My hands instinctively press against my forehead when I collapse against the pillows. “I’m still going to be in therapy when I’m 95 years old?!?!”


“If you need therapy when you’re 95 years old, you can chose to go to therapy,” Greg says evenly like the therapist he is.


“C’mon! That’s so exhausting to think about.” Greg laughs.


“No. I don’t want to keep seeking,” I tell him. “I thought you reached a point where you were like…done…fully developed, you know? Am I ever going to feel like I figured it out?”


“I hope not,” he says.


“Does it get easier?” I ask.


“You keep getting to know yourself – you get better at responding to your experience…you take responsibility for your life. And that means you’re able to respond. You get rattled but your rate of recovery is faster.”


That’s what we worked on for another 2 years together – my ability to respond, my rate of recovery, my understanding of my own values and vulnerabilities.


And in that time, I discovered where I had it all wrong. I thought growing up meant you outgrew confusion and disappointment and failure and hurt and insecurity – I thought there was an age we could reach where we know enough about being human that these things wouldn’t trip us up as much as they do when we are younger. I thought there was a point where one could be above the pain.

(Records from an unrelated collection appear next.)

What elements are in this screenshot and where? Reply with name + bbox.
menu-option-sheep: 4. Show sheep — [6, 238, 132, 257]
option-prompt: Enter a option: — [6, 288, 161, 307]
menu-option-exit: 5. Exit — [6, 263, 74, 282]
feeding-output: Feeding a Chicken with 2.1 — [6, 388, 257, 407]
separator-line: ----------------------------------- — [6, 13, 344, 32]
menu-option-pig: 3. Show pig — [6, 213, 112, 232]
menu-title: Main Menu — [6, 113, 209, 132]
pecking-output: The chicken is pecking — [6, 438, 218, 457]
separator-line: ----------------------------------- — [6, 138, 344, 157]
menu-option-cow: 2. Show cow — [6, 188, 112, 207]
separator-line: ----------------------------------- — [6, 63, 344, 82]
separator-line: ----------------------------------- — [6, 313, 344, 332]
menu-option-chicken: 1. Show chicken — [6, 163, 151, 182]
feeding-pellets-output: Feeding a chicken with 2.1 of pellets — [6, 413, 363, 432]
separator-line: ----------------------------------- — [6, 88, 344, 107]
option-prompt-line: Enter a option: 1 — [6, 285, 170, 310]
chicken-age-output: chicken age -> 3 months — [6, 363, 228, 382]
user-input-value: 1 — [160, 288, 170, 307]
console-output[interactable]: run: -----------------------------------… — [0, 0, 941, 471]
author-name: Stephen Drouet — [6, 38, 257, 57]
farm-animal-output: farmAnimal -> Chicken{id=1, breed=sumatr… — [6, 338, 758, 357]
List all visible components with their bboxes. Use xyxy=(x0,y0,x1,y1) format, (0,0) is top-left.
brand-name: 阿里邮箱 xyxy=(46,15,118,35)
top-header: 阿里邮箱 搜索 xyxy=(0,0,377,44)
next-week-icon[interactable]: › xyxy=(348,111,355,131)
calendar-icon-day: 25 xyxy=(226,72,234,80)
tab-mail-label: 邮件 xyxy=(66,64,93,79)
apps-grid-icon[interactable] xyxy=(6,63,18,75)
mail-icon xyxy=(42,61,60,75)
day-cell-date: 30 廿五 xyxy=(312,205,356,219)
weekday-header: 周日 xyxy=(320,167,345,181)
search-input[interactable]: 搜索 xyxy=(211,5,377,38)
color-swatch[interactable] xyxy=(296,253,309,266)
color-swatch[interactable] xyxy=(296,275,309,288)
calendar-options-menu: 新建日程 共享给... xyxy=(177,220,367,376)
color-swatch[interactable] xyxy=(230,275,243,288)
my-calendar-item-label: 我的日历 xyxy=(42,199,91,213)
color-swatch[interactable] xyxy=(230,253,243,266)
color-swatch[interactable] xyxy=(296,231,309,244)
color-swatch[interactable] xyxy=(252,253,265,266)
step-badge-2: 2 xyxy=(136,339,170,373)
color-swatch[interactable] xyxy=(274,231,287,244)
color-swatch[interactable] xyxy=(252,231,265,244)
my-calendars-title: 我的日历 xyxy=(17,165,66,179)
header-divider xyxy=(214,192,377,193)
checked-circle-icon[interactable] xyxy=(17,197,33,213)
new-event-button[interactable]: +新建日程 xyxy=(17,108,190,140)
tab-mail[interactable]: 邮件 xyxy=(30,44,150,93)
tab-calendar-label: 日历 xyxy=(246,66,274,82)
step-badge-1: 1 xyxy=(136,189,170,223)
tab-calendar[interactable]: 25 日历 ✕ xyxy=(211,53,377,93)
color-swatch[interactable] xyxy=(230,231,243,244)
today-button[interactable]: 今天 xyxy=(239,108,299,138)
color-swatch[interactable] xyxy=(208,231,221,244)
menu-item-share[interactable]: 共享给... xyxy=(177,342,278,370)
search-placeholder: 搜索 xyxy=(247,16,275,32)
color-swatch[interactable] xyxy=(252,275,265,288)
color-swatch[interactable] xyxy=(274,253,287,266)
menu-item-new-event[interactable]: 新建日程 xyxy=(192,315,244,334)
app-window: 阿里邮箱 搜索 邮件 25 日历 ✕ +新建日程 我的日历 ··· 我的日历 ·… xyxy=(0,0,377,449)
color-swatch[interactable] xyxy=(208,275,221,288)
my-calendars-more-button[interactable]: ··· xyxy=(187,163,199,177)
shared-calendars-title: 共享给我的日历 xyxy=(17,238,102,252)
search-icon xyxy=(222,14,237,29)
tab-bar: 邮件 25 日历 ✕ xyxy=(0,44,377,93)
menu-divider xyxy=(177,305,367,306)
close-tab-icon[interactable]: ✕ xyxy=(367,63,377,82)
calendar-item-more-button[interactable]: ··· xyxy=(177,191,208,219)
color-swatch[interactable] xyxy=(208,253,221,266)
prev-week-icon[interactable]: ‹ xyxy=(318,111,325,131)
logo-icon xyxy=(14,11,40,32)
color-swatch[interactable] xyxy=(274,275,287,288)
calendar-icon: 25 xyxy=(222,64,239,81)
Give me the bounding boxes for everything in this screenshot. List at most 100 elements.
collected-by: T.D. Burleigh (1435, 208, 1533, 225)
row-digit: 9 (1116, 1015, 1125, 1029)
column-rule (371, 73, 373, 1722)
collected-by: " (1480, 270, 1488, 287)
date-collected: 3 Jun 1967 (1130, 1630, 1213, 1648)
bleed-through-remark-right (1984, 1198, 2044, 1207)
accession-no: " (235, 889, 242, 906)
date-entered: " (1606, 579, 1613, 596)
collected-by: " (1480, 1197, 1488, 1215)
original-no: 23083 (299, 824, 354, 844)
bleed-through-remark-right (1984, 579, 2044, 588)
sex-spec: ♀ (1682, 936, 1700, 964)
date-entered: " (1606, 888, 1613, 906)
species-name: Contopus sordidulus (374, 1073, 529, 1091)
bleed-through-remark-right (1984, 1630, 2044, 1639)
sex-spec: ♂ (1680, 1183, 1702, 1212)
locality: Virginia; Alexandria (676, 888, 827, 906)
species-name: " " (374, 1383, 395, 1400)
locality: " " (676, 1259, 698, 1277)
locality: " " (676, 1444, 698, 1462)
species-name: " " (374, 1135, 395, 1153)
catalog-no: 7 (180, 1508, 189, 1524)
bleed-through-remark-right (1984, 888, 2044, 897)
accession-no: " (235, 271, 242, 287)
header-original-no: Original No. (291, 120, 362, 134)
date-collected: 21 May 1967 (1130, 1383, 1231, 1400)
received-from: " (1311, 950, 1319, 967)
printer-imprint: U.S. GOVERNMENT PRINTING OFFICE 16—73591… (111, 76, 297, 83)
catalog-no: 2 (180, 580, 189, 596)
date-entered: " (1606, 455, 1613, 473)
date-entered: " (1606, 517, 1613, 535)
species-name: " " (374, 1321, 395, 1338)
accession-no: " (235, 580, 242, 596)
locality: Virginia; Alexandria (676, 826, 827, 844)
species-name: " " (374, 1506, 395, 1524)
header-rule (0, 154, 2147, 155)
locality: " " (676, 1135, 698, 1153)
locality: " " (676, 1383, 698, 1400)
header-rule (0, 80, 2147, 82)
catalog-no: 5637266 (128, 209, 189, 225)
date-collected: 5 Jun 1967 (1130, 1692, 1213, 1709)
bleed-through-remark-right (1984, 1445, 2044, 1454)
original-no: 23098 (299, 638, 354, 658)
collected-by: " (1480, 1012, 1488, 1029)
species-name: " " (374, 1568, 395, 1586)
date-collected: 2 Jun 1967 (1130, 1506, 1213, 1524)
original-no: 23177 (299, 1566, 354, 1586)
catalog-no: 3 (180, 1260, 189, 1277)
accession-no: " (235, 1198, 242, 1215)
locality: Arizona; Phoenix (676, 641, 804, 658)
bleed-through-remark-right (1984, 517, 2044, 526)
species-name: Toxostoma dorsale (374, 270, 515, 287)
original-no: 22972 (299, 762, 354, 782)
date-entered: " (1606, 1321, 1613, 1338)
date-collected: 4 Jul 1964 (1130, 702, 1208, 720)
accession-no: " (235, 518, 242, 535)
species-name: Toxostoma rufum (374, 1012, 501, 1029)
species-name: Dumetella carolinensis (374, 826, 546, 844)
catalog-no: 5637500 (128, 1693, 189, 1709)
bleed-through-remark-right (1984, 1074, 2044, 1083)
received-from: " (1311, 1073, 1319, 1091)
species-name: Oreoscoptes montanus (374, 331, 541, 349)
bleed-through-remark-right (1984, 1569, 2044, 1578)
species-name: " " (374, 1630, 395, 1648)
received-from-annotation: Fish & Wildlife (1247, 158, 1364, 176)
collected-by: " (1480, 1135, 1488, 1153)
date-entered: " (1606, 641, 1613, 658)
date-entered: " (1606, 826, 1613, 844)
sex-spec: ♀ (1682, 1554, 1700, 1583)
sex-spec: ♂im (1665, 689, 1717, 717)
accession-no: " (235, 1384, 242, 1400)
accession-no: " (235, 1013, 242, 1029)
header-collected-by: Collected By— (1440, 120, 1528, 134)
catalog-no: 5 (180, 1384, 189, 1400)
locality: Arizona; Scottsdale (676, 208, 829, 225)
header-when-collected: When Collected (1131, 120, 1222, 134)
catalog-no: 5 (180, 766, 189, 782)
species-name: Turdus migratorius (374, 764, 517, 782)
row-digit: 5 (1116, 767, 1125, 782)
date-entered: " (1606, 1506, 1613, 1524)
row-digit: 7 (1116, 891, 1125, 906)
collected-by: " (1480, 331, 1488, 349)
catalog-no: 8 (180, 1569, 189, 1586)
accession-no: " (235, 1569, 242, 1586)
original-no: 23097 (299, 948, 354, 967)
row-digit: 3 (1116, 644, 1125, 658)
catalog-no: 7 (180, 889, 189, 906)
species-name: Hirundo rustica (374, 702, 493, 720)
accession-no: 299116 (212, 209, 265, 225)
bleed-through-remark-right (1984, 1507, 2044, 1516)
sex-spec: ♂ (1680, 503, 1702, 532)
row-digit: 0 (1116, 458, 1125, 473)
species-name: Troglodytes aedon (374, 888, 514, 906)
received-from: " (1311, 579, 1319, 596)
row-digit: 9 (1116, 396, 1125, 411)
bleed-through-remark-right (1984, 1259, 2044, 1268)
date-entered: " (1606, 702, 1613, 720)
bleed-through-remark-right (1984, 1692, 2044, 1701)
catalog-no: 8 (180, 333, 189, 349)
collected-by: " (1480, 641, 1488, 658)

But growing up doesn't mean growing above and beyond the hard parts, it means growing in awareness – to the totality of it all.


In that therapy session, in that conversation with Greg, with the image of a 95 year old woman shuffling down the hallway as I am exasperated on the couch pillow with the idea of myself one day shuffling down the hallway after a therapy session I thought I wouldn’t need but choose to take – a light of awareness switched on inside of me.


In the years that have followed, this light has grown stronger. And I have learned how to sustain its glow.


The less I judge my experience, the brighter the light can shine. The more open I am to outcome, unexpected outcomes – outrageous outcomes – forgettable outcomes, the greater the capacity this light has to illuminate my truth.


And as Greg predicted, I have grown closer to who I am. I have gotten better at taking responsibility for my life. I am able to respond to my experiences exactly because I am more aware of my values and my vulnerabilities – because I look at them. I see them in the light and I experience them reflected back to me in every single on of my relationships.


I turned 49 years old a few months ago and I don’t have life all figured out. Though, these days, that doesn’t bother me. I don’t need or want to have life figured out.


I do need to shine a light on my lessons – and when I see them clearly for what they are, I keep them in the light of my awareness so that they can serve my growth. I am getting better at growing. Because when the light touches my questions, they turn into curiosities – and rather than being afraid of what I will find, I am enlivened by the possibility of what’s to come.


I know why Greg said he hoped I wouldn’t figure it all out – because when you believe you’ve figured it all out, you stop discovering. You close yourself off to learning. And parts of your life experience get stuck in the shadows. Growing through our lived experience is the great hope of our lives. Being alive in the light of awareness is the gift of aging – living in this light is where we can settle, know our own success, recover from our failure, sit with the uncertainty and finally find ourselves, even momentarily, at peace.